Dorothea - Safety engineer at Evonik
Safety is a top priority! In her story, Dorothea tells us about her passion for explosion protection, the future of plant construction, and how she combines family and professional life.
Dorothea is a safety facilitator and an expert in explosion protection. In the area of Process Safety, she is also the deputy director of the international Explosion Protection expert group. She was first introduced to the topic during her studies (process engineering) at an institute for safety technology in Freiberg. Before joining Evonik, she was an expert for explosion protection at a German auditing and certification company.
My responsibilities include facilitating safety meetings and developing plant safety concepts with interdisciplinary teams. These consist of a safety facilitator and people from the areas of operations, engineering, planning, and measurement and control technology. I am assigned various plants, which we then evaluate with varying levels of detail and safeguard according to the plant’s complexity and hazard potential. We support new plants (investment projects) during the planning phase. Safety concepts for existing plants are re-validated at regular intervals. We start by looking at normal operations to determine what could happen in the event of a deviation. If there are risks that the team considers unacceptable or not tolerable, we find ways to prevent them. Another part of my job is explosion protection consulting. If there are specific issues, I help people create explosion concepts, risk assessments, and ignition hazard assessments. The job is never boring!
People who choose safety engineering – and in my case, explosion protection – do it out of conviction, because they believe in it themselves. Working in process safety has become a serious passion for me. When a safety concept is finished, I want my teams to share my sentiments: “I have a good feeling about this. I can sleep well at night!” I can imagine doing this for many years, and I would only stop if decisions were no longer based on reason and facts.
Plants will still need to be planned and operated in the future! Of course, the technical measures, process control, and software, will change, but also regulations due to new environmental and safety requirements. I think that above all, the energy crisis and our growing environmental awareness will result in changes for plants – which is a huge challenge for process safety! How can we change or substitute raw materials? How can we create sustainable, more environmentally friendly products? That’s a really important issue! Because the minute we start making changes to processes, we have to ask: Is the process still safe? At that point, the goal is to explore the limits within which we can still operate the plants safely and cost-effectively.

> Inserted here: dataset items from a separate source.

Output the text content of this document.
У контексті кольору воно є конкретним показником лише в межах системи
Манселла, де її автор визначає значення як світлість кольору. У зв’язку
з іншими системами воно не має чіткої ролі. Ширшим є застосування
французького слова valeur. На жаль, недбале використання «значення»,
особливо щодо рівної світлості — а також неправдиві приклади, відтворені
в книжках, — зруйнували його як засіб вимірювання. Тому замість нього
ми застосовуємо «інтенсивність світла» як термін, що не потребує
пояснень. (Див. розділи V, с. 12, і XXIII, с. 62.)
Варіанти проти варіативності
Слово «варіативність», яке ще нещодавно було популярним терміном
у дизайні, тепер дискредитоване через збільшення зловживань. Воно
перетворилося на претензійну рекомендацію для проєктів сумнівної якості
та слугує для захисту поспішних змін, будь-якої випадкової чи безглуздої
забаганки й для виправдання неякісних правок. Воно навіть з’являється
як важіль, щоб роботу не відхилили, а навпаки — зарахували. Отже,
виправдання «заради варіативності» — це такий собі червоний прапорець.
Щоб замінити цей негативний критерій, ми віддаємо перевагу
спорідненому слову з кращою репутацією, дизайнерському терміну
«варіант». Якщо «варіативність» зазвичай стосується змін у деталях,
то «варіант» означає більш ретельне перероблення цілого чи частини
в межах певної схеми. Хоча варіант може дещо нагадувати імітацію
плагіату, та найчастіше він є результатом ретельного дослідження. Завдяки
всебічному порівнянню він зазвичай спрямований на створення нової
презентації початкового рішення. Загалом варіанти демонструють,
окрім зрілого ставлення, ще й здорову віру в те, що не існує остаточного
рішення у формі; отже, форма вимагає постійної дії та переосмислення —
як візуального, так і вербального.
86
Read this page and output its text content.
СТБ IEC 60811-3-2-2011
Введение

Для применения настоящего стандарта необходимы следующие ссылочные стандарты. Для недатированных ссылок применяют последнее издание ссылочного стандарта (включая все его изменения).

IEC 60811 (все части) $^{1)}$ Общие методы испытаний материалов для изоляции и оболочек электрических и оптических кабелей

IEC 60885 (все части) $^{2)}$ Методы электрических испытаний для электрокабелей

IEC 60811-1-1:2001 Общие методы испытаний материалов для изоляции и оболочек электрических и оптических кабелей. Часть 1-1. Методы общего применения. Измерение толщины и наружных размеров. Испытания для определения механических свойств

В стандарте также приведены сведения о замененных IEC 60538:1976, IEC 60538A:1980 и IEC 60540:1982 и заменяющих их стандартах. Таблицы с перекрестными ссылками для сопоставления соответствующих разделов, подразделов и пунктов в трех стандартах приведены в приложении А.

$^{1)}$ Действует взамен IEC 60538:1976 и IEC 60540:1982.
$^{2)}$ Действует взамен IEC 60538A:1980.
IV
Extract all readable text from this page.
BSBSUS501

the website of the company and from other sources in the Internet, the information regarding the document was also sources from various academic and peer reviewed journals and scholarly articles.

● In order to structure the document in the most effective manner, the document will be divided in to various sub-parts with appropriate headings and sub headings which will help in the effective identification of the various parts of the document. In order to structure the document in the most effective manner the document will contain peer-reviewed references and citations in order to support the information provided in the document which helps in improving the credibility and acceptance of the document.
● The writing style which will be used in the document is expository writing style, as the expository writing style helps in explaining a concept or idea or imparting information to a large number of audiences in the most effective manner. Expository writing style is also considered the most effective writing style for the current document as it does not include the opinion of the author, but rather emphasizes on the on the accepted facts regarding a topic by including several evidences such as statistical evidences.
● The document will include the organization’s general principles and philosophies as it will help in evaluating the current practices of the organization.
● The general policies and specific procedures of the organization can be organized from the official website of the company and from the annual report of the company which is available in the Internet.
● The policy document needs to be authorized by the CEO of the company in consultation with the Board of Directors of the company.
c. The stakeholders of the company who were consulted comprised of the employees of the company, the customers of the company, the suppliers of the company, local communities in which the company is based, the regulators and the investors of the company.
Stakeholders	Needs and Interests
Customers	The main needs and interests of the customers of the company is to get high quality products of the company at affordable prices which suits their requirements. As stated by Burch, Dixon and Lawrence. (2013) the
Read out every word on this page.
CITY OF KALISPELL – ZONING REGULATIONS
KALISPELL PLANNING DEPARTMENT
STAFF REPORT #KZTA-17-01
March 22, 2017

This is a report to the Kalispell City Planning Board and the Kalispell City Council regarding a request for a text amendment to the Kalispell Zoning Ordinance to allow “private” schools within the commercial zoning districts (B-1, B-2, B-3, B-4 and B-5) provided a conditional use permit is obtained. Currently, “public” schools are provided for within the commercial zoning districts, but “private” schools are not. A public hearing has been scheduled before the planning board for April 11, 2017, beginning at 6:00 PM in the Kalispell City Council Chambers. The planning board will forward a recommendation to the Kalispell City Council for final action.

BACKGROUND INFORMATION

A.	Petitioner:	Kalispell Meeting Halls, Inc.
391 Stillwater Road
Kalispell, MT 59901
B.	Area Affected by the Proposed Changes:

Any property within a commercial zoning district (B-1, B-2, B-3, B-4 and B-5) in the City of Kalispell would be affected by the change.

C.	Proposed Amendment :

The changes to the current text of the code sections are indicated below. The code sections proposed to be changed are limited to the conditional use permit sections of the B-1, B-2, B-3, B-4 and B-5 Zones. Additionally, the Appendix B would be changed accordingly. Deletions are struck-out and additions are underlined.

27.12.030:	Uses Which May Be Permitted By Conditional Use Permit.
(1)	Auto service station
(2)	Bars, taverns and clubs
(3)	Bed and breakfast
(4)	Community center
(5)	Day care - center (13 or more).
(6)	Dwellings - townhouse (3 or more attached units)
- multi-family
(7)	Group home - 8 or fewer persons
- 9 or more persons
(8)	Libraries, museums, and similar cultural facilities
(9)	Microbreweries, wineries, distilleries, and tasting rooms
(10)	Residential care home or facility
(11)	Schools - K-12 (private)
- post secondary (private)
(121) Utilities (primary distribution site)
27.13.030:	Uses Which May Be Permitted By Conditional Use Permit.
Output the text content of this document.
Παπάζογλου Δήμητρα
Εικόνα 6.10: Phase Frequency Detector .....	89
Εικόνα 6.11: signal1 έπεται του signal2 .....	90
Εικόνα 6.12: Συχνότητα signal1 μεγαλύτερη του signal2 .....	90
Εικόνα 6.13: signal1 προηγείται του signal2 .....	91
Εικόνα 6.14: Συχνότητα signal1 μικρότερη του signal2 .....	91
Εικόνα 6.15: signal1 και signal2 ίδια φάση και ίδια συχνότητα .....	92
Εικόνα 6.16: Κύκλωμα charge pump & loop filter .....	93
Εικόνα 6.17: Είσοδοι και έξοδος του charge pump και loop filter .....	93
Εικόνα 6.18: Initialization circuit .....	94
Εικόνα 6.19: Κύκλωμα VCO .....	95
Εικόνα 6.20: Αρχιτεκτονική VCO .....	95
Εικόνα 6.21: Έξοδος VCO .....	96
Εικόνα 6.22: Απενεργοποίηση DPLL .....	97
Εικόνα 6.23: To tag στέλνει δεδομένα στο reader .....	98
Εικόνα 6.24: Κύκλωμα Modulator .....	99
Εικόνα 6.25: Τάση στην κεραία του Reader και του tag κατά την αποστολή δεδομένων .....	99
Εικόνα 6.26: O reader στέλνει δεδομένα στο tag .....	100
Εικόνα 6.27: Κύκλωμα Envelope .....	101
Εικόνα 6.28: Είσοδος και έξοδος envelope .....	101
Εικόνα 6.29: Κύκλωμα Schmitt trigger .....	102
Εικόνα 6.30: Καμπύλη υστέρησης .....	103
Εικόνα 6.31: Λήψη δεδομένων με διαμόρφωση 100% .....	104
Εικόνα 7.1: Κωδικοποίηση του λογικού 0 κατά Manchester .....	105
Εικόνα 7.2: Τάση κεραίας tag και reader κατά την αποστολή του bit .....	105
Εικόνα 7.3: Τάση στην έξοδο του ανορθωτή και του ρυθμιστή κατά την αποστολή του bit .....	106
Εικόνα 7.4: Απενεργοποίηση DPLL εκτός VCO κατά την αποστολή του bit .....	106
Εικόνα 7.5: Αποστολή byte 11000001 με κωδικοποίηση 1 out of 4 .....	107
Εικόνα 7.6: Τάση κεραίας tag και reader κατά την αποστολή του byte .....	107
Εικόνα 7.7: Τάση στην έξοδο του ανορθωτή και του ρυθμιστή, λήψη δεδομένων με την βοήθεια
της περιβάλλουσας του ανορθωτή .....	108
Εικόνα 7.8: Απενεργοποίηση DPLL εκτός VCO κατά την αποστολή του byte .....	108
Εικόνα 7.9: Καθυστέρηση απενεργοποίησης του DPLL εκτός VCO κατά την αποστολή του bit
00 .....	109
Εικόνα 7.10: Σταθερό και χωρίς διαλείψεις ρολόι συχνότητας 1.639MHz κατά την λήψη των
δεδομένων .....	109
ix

I am a mother of three, and I am currently working part-time at 85%. We have a six-year-old son and a three-year-old daughter who are both in daycare. This summer, our youngest daughter (age 1) will join them at the same daycare. My husband and I have arranged our schedules to create a good balance of family and work time. I’ll go back to a full-time schedule early next year.
What I especially appreciate about Evonik and my job, in particular, is that I was supported right from the beginning. I was given the flexibility to work from home and take my child on business trips. Overall, I thought it would be much harder to balance my career and my family, but it works well. Evonik’s openness, the coronavirus crisis, and my job all made it possible.